Scan your AWS infrastructure for . Inspector can scan your EC2 instances, your S3 buckets, and your VPCs, and it can also scan your network traffic for suspicious activity.
AWS Security Hub¶
AWS Security Hub provides a centralized view of your AWS security posture. Security Hub can aggregate security alerts and findings from AWS Config, AWS CloudTrail, and other AWS services, and it can also integrate with third-party security solutions.
AWS Secrets Manager¶
AWS Secrets Manager is a service that securely stores and manages sensitive data, such as passwords, access keys, and API keys. Secrets Manager can store this data in a central repository, and it can also rotate the data on a regular basis to help protect against data breaches.
AWS Lake Formation¶
AWS Lake Formation is a service that helps you to build, manage, and secure data lakes in AWS. Lake Formation provides a centralized platform for managing your data lake, and it can also help you to enforce data governance policies.
AWS Firewall Manager (FMS)¶
See Reinvent https://youtu.be/lTJxWAiQrHM?si=EoVasfr8MVK8_Yaf&t=1
Firewall Manager uses AWS Config in the background.
AWS Firewall Manager is a security management service that helps across multiple accounts
- centrally configure and manage firewall rules and applications in AWS Organizations.
- helps to provision AWS WAF rules,
- create AWS Shield advanced protection, and
- enable security groups for Amazon EC2 instances launched across multiple accounts in AWS Organizations.
Following are the three prerequisites for using AWS Firewall Manager
- AWS Organizations should be used to manage accounts with all features enabled.
- One of the accounts in the AWS Organizations should be designated as an administrator for AWS Firewall Manager.
- AWS Config must be enabled on all the accounts within the AWS Organizations.
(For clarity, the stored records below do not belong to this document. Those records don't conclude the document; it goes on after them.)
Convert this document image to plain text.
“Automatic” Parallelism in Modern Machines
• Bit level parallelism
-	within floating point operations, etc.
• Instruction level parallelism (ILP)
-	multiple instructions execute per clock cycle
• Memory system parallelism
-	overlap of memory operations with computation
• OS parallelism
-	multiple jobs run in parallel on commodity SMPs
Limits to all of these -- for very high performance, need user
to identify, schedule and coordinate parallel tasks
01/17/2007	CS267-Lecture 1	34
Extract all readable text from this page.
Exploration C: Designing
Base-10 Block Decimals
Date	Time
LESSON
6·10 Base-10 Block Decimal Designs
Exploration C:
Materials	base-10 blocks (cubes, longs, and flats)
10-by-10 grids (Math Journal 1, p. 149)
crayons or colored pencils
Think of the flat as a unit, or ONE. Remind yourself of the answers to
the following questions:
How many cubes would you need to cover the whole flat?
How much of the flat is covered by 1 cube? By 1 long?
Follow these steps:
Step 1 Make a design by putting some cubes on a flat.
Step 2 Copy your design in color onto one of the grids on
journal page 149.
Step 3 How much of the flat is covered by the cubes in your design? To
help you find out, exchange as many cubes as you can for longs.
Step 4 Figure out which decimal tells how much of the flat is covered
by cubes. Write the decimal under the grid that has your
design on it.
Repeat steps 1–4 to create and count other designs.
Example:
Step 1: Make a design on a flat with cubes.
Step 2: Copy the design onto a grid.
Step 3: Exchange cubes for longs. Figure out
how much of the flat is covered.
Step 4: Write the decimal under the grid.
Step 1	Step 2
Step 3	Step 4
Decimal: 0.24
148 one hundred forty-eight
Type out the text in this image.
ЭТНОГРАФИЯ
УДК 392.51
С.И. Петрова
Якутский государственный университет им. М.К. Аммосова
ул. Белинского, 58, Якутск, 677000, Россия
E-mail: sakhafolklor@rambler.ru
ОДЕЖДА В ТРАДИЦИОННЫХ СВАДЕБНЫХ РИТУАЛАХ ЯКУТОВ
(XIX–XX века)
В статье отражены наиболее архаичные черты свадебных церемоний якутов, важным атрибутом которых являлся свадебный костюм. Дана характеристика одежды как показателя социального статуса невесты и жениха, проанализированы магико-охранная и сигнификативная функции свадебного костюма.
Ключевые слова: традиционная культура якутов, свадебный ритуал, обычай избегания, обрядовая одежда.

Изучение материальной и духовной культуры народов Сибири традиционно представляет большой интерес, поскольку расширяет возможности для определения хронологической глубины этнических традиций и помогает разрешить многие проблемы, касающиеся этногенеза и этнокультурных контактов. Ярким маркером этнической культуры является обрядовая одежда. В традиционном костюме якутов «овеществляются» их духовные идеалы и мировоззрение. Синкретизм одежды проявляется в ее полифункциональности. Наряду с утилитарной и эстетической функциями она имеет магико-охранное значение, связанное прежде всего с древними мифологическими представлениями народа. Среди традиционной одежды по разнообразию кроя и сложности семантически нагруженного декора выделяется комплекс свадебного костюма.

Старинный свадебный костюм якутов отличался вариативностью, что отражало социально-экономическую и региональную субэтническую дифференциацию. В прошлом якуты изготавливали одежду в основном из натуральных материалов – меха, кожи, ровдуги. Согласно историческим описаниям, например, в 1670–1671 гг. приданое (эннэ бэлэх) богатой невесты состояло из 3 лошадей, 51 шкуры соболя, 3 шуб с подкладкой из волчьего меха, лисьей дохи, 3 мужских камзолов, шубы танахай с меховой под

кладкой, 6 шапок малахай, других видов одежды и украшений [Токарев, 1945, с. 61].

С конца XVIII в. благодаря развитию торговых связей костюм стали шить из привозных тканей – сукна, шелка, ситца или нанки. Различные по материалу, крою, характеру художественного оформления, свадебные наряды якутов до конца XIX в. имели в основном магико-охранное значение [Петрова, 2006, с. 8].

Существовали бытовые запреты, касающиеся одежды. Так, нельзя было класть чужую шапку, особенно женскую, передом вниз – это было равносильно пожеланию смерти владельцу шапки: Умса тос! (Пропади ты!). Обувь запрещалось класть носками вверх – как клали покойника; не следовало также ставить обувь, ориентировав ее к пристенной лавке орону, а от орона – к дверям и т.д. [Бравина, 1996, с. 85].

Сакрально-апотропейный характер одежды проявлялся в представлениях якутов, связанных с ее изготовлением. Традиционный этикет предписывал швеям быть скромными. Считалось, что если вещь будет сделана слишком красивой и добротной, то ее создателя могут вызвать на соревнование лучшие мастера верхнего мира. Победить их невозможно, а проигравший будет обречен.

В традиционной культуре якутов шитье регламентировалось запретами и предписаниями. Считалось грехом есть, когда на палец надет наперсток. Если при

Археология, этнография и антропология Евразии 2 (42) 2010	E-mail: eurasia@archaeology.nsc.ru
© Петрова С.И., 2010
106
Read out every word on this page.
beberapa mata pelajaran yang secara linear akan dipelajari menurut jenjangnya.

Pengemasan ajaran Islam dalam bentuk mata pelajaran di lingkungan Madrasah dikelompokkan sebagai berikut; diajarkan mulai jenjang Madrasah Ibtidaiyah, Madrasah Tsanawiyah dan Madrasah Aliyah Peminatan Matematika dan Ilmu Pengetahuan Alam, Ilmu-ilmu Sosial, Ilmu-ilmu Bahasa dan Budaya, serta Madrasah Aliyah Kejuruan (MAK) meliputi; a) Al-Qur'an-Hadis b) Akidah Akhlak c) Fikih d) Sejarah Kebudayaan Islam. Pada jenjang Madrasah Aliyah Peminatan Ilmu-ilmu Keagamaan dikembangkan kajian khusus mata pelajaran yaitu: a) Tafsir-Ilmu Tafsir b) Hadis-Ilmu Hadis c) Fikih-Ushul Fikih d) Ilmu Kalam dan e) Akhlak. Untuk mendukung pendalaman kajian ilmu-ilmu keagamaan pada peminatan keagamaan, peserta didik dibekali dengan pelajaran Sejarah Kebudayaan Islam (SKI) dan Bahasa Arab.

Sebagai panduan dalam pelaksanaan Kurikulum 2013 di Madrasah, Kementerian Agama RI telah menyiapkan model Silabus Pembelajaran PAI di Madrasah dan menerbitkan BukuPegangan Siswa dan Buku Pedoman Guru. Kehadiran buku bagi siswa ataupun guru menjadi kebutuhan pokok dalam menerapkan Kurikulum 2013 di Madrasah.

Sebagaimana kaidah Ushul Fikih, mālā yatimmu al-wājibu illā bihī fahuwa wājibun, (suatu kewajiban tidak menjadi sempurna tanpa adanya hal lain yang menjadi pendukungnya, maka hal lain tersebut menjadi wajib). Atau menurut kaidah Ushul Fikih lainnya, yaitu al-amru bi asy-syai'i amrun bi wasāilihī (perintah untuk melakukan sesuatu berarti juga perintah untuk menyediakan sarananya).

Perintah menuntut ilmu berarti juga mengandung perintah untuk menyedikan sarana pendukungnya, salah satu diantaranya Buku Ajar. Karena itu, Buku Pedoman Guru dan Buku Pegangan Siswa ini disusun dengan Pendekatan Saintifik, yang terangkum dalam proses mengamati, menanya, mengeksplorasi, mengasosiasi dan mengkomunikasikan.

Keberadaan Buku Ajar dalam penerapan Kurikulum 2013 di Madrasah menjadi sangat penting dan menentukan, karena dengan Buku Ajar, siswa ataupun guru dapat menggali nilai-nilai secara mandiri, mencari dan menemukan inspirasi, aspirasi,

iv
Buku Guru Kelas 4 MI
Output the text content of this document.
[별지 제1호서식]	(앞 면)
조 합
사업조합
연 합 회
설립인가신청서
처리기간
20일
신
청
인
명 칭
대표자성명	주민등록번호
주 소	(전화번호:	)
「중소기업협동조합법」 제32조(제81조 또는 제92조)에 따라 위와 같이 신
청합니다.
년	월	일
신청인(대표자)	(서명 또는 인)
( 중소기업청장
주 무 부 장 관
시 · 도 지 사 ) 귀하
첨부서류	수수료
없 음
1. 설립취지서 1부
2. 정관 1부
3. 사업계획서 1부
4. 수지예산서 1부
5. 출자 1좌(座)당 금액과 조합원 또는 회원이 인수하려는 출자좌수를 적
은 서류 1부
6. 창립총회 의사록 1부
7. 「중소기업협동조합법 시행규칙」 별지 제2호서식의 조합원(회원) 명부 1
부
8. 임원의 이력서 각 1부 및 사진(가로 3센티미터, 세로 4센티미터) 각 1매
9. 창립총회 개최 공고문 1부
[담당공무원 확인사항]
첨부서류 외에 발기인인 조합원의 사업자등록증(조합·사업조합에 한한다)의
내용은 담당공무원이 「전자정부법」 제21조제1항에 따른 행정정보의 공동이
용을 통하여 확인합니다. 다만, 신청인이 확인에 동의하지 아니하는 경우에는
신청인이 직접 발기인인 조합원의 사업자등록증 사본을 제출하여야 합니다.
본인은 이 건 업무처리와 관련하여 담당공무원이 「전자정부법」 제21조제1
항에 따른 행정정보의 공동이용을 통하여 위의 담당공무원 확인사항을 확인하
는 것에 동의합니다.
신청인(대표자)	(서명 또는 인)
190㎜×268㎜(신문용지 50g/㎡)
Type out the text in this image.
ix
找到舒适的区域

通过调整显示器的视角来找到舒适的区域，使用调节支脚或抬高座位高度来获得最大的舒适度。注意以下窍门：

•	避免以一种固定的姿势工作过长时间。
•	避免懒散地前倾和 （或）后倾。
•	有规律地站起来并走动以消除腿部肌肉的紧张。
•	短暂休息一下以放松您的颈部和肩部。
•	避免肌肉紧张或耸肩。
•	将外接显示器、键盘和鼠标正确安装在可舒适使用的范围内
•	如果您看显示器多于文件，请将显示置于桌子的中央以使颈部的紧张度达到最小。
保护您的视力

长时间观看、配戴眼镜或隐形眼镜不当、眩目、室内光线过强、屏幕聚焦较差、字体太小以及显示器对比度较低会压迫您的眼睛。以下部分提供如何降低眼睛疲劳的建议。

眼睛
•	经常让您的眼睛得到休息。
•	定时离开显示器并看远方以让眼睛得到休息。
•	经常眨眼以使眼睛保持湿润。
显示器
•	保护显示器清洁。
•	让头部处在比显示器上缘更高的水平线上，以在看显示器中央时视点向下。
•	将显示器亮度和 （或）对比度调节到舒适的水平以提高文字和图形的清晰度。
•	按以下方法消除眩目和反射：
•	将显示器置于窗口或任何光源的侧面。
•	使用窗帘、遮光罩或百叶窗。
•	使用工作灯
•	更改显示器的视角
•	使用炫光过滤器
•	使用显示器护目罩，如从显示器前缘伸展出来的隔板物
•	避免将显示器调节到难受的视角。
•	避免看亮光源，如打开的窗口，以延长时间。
Once these prerequisites are met, AWS Firewall can be used to create a master security group. Policies are created in AWS Firewall which is applied to individual application security groups by mapping to specific application name/value tags.
AWS Consolidated Billing¶
To use AWS Consolidated Billing, you must create a management account in AWS Organizations and add your member accounts to the organization. You can then enable consolidated billing for the organization. Once consolidated billing is enabled, AWS will automatically consolidate the usage and costs of all member accounts into a single invoice.
To enable consolidated billing, follow these steps:
- Go to the AWS Organizations console and select the management account for which you want to enable consolidated billing.
- In the Accounts section, select the Member accounts link.
- Select the check box for the account that you want to add to consolidated billing.
- Click the Add to consolidated billing button.
- On the Enable consolidated billing page, select the Enable consolidated billing button.